有識者による東京都の公表では今年の花粉の量は去年の2.7倍、過去4番目に多い数値と報告されています。鼻アレルギーの全国疫学調査(2019年)によると、現在の日本ではスギ花粉の人は38.8%となり、ほぼ3人に1人がスギ花粉症と推定されています。
花粉症とグルテンの関係については、直接的な関係はありません。花粉症とは、植物のスギやヒノキを代表とする花粉に対する免疫反応によって引き起こされるアレルギー疾患です。一方、グルテンとは小麦や大麦、ライ麦などに含まれるたんぱく質の一種です。グルテンは、小麦アレルギーや自己免疫疾患であるセリアック病を引き起こす原因物質です。
しかし、食物アレルギーやアレルギー症状に関する研究によると、アレルギー反応を引き起こす物質には、体内の炎症反応を増幅させる可能性があるため、アレルギー症状が重くなる場合があります。

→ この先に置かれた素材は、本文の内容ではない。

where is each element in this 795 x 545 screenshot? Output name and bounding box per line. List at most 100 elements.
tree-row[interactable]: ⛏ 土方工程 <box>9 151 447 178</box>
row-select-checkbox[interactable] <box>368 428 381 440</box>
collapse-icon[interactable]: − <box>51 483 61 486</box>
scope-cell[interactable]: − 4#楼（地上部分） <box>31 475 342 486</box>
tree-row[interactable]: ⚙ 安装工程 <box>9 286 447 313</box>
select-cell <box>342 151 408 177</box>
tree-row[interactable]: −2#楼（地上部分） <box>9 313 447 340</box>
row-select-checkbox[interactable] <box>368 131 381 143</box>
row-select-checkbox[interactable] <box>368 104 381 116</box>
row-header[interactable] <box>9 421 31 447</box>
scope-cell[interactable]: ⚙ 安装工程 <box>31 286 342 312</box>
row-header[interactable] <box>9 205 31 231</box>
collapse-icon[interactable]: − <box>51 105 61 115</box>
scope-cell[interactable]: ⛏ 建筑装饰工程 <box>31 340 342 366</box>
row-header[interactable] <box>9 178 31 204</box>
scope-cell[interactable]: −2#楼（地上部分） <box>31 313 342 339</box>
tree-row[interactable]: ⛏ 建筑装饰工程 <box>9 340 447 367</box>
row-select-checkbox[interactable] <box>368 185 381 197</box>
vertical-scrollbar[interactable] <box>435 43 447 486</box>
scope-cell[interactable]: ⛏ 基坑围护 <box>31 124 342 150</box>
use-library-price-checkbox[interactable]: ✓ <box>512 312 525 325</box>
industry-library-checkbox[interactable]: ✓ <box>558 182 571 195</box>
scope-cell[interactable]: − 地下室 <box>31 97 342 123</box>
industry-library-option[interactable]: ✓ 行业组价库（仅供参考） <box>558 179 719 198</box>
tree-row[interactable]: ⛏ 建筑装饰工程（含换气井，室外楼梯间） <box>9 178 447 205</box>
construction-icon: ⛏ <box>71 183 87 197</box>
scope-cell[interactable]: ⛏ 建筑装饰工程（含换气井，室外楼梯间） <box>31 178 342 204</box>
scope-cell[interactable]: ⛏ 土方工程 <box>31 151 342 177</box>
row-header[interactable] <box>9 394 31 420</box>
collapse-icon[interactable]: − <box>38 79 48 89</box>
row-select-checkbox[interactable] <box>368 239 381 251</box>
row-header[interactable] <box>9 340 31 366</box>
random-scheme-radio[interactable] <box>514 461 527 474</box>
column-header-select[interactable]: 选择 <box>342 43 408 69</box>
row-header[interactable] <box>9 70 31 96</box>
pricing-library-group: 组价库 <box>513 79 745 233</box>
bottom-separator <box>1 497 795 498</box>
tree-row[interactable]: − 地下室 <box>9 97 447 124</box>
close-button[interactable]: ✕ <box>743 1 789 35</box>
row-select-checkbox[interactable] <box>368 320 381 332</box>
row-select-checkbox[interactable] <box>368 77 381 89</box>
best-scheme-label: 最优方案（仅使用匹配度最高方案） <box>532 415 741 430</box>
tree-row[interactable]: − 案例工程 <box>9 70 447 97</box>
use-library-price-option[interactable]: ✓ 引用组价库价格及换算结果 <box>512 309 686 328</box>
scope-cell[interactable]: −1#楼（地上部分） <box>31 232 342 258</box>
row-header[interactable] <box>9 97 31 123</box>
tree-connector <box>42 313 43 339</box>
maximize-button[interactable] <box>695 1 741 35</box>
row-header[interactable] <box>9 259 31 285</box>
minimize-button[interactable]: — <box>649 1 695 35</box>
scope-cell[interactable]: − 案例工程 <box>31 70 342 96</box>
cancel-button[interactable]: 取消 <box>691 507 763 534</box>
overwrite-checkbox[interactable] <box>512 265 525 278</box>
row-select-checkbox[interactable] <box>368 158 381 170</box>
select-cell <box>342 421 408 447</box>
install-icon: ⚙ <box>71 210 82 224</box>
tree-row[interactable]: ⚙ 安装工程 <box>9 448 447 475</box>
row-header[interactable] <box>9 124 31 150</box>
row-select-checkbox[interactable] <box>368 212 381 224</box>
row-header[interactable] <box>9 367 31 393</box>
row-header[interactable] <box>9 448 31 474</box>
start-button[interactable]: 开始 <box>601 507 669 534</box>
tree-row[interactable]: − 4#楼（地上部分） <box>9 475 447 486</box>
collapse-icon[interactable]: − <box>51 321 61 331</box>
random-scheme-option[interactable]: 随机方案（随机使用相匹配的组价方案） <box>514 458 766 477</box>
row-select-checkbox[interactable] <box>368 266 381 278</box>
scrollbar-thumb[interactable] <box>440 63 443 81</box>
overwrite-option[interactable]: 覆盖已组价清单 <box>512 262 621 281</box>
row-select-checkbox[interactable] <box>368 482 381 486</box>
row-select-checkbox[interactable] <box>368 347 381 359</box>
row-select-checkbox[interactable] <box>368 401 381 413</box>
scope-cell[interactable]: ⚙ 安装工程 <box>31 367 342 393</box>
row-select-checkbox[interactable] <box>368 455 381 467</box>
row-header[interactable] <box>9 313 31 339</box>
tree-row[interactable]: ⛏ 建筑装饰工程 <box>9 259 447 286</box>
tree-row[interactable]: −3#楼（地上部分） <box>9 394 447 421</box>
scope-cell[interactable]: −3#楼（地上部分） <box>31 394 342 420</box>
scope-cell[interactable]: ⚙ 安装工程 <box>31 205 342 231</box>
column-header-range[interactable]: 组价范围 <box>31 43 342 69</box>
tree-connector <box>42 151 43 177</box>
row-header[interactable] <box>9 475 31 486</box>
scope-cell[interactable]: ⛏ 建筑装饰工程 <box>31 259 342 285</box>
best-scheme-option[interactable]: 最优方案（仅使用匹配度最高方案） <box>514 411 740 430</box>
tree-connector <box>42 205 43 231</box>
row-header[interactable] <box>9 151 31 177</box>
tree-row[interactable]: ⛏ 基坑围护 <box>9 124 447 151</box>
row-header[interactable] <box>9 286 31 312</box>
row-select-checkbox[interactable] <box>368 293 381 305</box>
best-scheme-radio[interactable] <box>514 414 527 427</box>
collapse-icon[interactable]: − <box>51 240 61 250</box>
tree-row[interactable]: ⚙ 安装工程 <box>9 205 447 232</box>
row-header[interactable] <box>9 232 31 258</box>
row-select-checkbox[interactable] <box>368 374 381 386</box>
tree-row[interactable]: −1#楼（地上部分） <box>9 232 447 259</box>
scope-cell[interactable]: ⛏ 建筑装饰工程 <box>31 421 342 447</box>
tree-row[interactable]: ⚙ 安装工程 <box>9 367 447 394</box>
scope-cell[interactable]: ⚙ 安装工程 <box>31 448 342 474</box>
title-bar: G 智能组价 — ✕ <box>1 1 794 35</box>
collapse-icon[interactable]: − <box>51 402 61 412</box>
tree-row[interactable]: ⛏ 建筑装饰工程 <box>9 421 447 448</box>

一部の研究では、グルテンの摂取により炎症を増幅させる可能性があるとされています。免疫細胞の半分以上が腸に存在しています。そのためにも、腸内環境を整え、免疫システムを正常にする働きを保つことが、花粉症対策にも有効だといわれています。
花粉症の症状緩和が期待される食品
花粉症の症状緩和が期待される食品には、乳酸菌を含むヨーグルトやEPA(エイコサペンタエン酸)やDHA(ドコサヘキサエン酸 )を含む青魚、ポリフェノールを含むチョコレートなどが効くといわれています。
●乳酸菌
ヨーグルト、納豆、キムチ、みそ汁や漬け物などに含まれる乳酸菌は、腸内細菌のバランスを整えて便通をよくするなど、健康に役立ちます。免疫機能にも深く関わっており免疫の過剰反応を抑える働きがあるため、花粉症の症状緩和に役立つといわれています。
●オメガ3脂肪酸(EPA・DHA)
青魚などに含まれるオメガ3脂肪酸(EPA・DHA)は血液中のコレステロール値や中性脂肪値を下げ、動脈硬化や心臓病などの生活習慣病の予防に効果があります。また、体内の炎症反応を抑制し、花粉症などアレルギー疾患の症状を緩和する効果も最近は注目されています。
●ポリフェノール
緑茶に含まれるカテキン、大豆に含まれるイソフラボンやチョコレートに含まれるカカオポリフェールなど、その種類は5000種以上もあります。人間の体の中に入ると抗酸化物質として有効に働くことが明らかになっています。また、ある種のポリフェノールには鼻水や目のかゆみなどを抑える効果があることがわかっています。
グルテンフリー食生活が花粉症の症状に直接的に効果があるわけではありません。まずは偏った食べ方を避けて、自分にあったバランスのよい食事を習慣づけましょう。続けることで、免疫力を高めることができ、花粉症の症状の緩和につながる可能性があるとされています。